Small et al. studied the activities of ketoconazole in 50 patients who were refractory to flutamide and had progressive disease after flutamide withdrawal.Results of the study showed 30 patients had greater than 50% decrease in prostate specific antigen (PSA). The most common toxicities were GI upset, fatigue, edema, hepatotoxicity and rash. It was concluded that ketoconazole retained significant activity in patients who were refractory to antiandrogen therapy.

Emergency Management of disseminated intravascular coagulation (DIC) Syndrome

About 24% patients with prostatic cancer develop life-threatening disseminated intravascular coagulation syndrome, which requires emergency correction of the underlying disease. The triggering mechanism of this syndrome is due to the release of tissue factor by tumors into the circulation and activation of the coagulation cascade. This hypercoagulable state results in hemorrhage, thrombotic and embolic complications. Lowe and Somers reported the successful use of ketoconazole 400 mg every 8 hours in a 72-year-old black man with prostate cancer. Spontaneous bleeding from DIC stopped within 48 hours. Litt et al. also reported a similar case in an 84-year-old prostatic cancer patient. Ketoconazole 400 mg every 8 hours successfully reversed DIC syndrome in this patient after four days treatment and an orchiectomy was subsequently performed.

Conclusion

Ketoconazole inhibits the synthesis of androgens in both the testes and the adrenal glands by interfering with cytochrome P-450 enzymes. An effective dose appears to be 400 mg every 8 hours.
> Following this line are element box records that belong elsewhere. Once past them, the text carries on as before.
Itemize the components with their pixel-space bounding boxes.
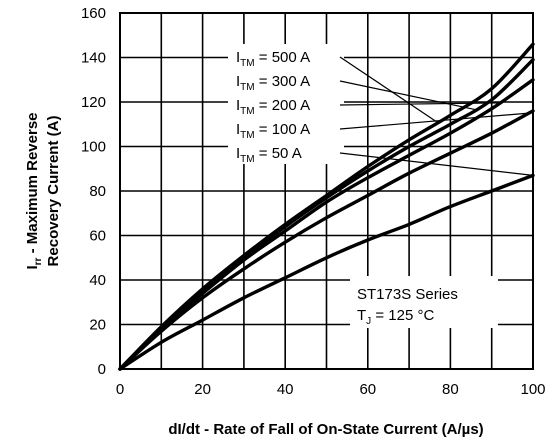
y-axis-title: - Maximum Reverse <box>24 112 41 257</box>
legend-entry-2: ITM = 200 A <box>236 97 310 117</box>
legend-value-1: = 300 A <box>255 73 310 90</box>
annotation-temp-value: = 125 °C <box>371 307 434 324</box>
x-tick-label-2: 40 <box>277 381 294 398</box>
legend-value-4: = 50 A <box>255 145 302 162</box>
legend-symbol-1: I <box>236 73 240 90</box>
y-axis-symbol: I <box>24 265 41 269</box>
legend-value-0: = 500 A <box>255 49 310 66</box>
legend-entry-1: ITM = 300 A <box>236 73 310 93</box>
y-axis-label-line2: Recovery Current (A) <box>45 116 62 267</box>
y-tick-label-7: 140 <box>81 50 106 67</box>
legend-value-2: = 200 A <box>255 97 310 114</box>
legend-subscript-1: TM <box>240 82 254 93</box>
legend-symbol-2: I <box>236 97 240 114</box>
legend-entry-0: ITM = 500 A <box>236 49 310 69</box>
annotation-temperature: TJ = 125 °C <box>357 307 434 327</box>
annotation-series: ST173S Series <box>357 286 458 303</box>
x-tick-label-3: 60 <box>359 381 376 398</box>
legend-subscript-4: TM <box>240 154 254 165</box>
legend-entry-4: ITM = 50 A <box>236 145 302 165</box>
x-tick-label-1: 20 <box>194 381 211 398</box>
series-line-3 <box>118 109 535 371</box>
annotation-temp-subscript: J <box>366 316 371 327</box>
tick-labels: 0 20 40 60 80 100 0 20 40 60 80 100 120 140 160 <box>81 5 546 398</box>
legend-subscript-2: TM <box>240 106 254 117</box>
legend-leader-1 <box>339 80 476 111</box>
x-tick-label-0: 0 <box>116 381 124 398</box>
y-tick-label-1: 20 <box>89 317 106 334</box>
y-axis-subscript: rr <box>33 257 44 265</box>
legend-leader-0 <box>339 56 439 124</box>
legend-symbol-3: I <box>236 121 240 138</box>
y-tick-label-5: 100 <box>81 139 106 156</box>
y-tick-label-8: 160 <box>81 5 106 22</box>
y-axis-label-line1: Irr - Maximum Reverse <box>24 112 44 269</box>
legend-background <box>228 44 344 164</box>
series-annotation: ST173S Series TJ = 125 °C <box>350 276 498 328</box>
legend-leader-2 <box>339 102 501 106</box>
y-tick-label-0: 0 <box>98 361 106 378</box>
series-lines <box>118 42 535 371</box>
annotation-background <box>350 276 498 328</box>
x-tick-label-5: 100 <box>520 381 545 398</box>
legend-subscript-3: TM <box>240 130 254 141</box>
y-tick-label-3: 60 <box>89 228 106 245</box>
x-tick-label-4: 80 <box>442 381 459 398</box>
y-tick-label-4: 80 <box>89 183 106 200</box>
legend-leader-3 <box>339 112 529 130</box>
x-axis-label: dI/dt - Rate of Fall of On-State Current… <box>168 421 483 438</box>
plot-frame <box>119 12 534 370</box>
legend-leader-4 <box>339 152 534 176</box>
series-line-4 <box>118 173 535 371</box>
y-tick-label-6: 120 <box>81 94 106 111</box>
legend-subscript-0: TM <box>240 58 254 69</box>
series-line-2 <box>118 78 535 371</box>
legend-value-3: = 100 A <box>255 121 310 138</box>
legend-symbol-4: I <box>236 145 240 162</box>
y-tick-label-2: 40 <box>89 272 106 289</box>
annotation-temp-symbol: T <box>357 307 366 324</box>
legend-entry-3: ITM = 100 A <box>236 121 310 141</box>
legend-symbol-0: I <box>236 49 240 66</box>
At this level, the drug produces castrate levels of testosterone within 48 hours, produces subjective (e.g., significant pain relief) and objective (e.g., decrease in PSA levels and recalcification of osteolytic bone lesions) improvement in patients who have advanced prostate cancer. However, high incidence of adverse effects, such as severe GI intolerance, hepatic toxicity, impotence and gynecomastia may limit its routine use in this disease. Other disadvantages of ketoconazole include its short half-life that requires every-8-hour administration. Addisonian crises can occur in high-dose ketoconazole therapy and supplementation of dexamethasone may be necessary. Finally, rebound elevation of serum testosterone will occur after long-term (3–6 months) therapy.
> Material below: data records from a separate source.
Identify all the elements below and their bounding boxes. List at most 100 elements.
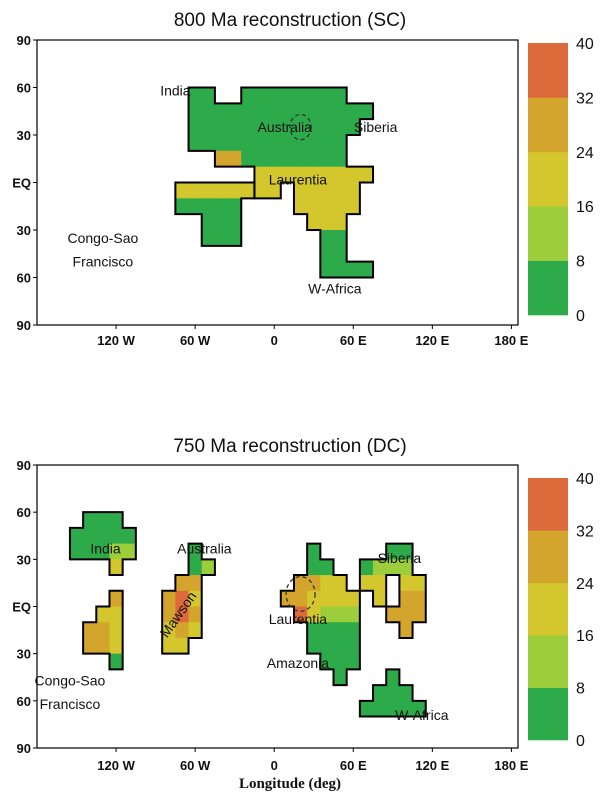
grid-cell (201, 230, 216, 247)
grid-cell (214, 214, 229, 231)
grid-cell (83, 637, 97, 655)
panel-title: 800 Ma reconstruction (SC) (174, 10, 406, 31)
grid-cell (293, 119, 308, 136)
grid-cell (293, 150, 308, 168)
colorbar-tick-label: 40 (576, 471, 594, 488)
grid-cell (412, 700, 427, 718)
grid-cell (320, 150, 335, 168)
grid-cell (320, 230, 335, 247)
grid-cell (399, 622, 414, 639)
colorbar-segment (528, 260, 568, 316)
grid-cell (214, 230, 229, 247)
colorbar: 40 32 24 16 8 0 (528, 36, 594, 325)
y-tick-label: 30 (17, 128, 31, 143)
grid-cell (96, 543, 110, 560)
grid-cell (320, 575, 335, 592)
grid-cell (188, 87, 203, 104)
grid-cell (280, 87, 295, 104)
grid-cell (254, 166, 269, 183)
grid-cell (373, 559, 387, 576)
grid-cell (320, 182, 335, 199)
grid-cell (109, 606, 124, 623)
x-tick-label: 60 W (180, 333, 211, 348)
grid-cell (320, 245, 335, 263)
grid-cell (320, 119, 335, 136)
grid-cell (241, 119, 255, 136)
grid-cell (293, 590, 308, 607)
grid-cell (254, 103, 269, 120)
grid-cell (412, 575, 427, 592)
x-tick-label: 120 E (415, 333, 449, 348)
grid-cell (201, 182, 216, 199)
grid-cell (307, 543, 321, 560)
grid-cell (201, 214, 216, 231)
grid-cell (254, 87, 269, 104)
grid-cell (293, 87, 308, 104)
grid-cell (373, 575, 387, 592)
grid-cell (188, 119, 203, 136)
y-tick-label: 60 (17, 694, 31, 709)
grid-cell (83, 527, 97, 545)
grid-cell (333, 669, 348, 686)
grid-cell (188, 622, 203, 639)
grid-cell (320, 559, 335, 576)
continent-label: Australia (258, 119, 313, 135)
x-tick-label: 120 W (97, 758, 135, 773)
grid-cell (399, 685, 414, 702)
grid-cell (386, 685, 400, 702)
grid-cell (175, 622, 190, 639)
panel-title: 750 Ma reconstruction (DC) (173, 436, 406, 457)
grid-cell (228, 119, 242, 136)
grid-cell (241, 182, 255, 199)
continent-label: Congo-Sao (35, 672, 106, 688)
grid-cell (359, 559, 374, 576)
grid-cell (307, 119, 321, 136)
colorbar-segment (528, 97, 568, 153)
grid-cell (307, 166, 321, 183)
colorbar-segment (528, 478, 568, 531)
continent-outline (68, 511, 137, 577)
grid-cell (188, 559, 203, 576)
y-tick-label: EQ (12, 176, 31, 191)
y-tick-label: 60 (17, 505, 31, 520)
grid-cell (386, 559, 400, 576)
colorbar: 40 32 24 16 8 0 (528, 471, 594, 750)
colorbar-tick-label: 8 (576, 254, 585, 271)
grid-cell (96, 527, 110, 545)
grid-cell (96, 606, 110, 623)
continent-label: Congo-Sao (67, 230, 138, 246)
grid-cell (386, 606, 400, 623)
grid-cell (359, 166, 374, 183)
grid-cell (399, 559, 414, 576)
colorbar-segment (528, 582, 568, 636)
grid-cell (254, 150, 269, 168)
grid-cell (109, 637, 124, 655)
continent-outline (82, 589, 124, 671)
grid-cell (214, 150, 229, 168)
grid-cell (109, 559, 124, 576)
grid-cell (228, 198, 242, 215)
grid-cell (346, 653, 361, 670)
grid-cell (359, 103, 374, 120)
grid-cell (228, 214, 242, 231)
grid-cell (307, 575, 321, 592)
grid-cell (293, 103, 308, 120)
y-tick-label: 60 (17, 271, 31, 286)
continent-outline (358, 668, 427, 718)
y-tick-label: 30 (17, 552, 31, 567)
x-axis-label: Longitude (deg) (239, 776, 341, 792)
grid-cell (320, 590, 335, 607)
grid-cell (333, 103, 348, 120)
grid-cell (399, 543, 414, 560)
y-tick-label: 90 (17, 458, 31, 473)
y-tick-label: 90 (17, 741, 31, 756)
y-tick-label: 60 (17, 81, 31, 96)
grid-cell (280, 166, 295, 183)
grid-cell (307, 214, 321, 231)
grid-cell (188, 182, 203, 199)
colorbar-tick-label: 32 (576, 90, 594, 107)
continent-label: Francisco (40, 696, 101, 712)
y-axis-ticks: 90 60 30 EQ 30 60 90 (12, 458, 37, 756)
grid-cell (333, 245, 348, 263)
Because of all these problems, ketoconazole is currently considered for a limited number of indications. Its major usefulness is in the group of patients who need a prompt therapeutic response, such as in disseminated intravascular coagulation (DIC) syndrome with advanced prostate cancer. It is an excellent modality for short-term use when orchiectomy, surgical or medical, or other forms of therapy, such as estrogens, are contraindicated. Finally, it can be used as initial empiric therapy to obtain prompt clinical relief during the diagnostic workup when prostate cancer is suspected. The role of ketoconazole in the treatment of patients with hormonal refractory disease has yet to be determined.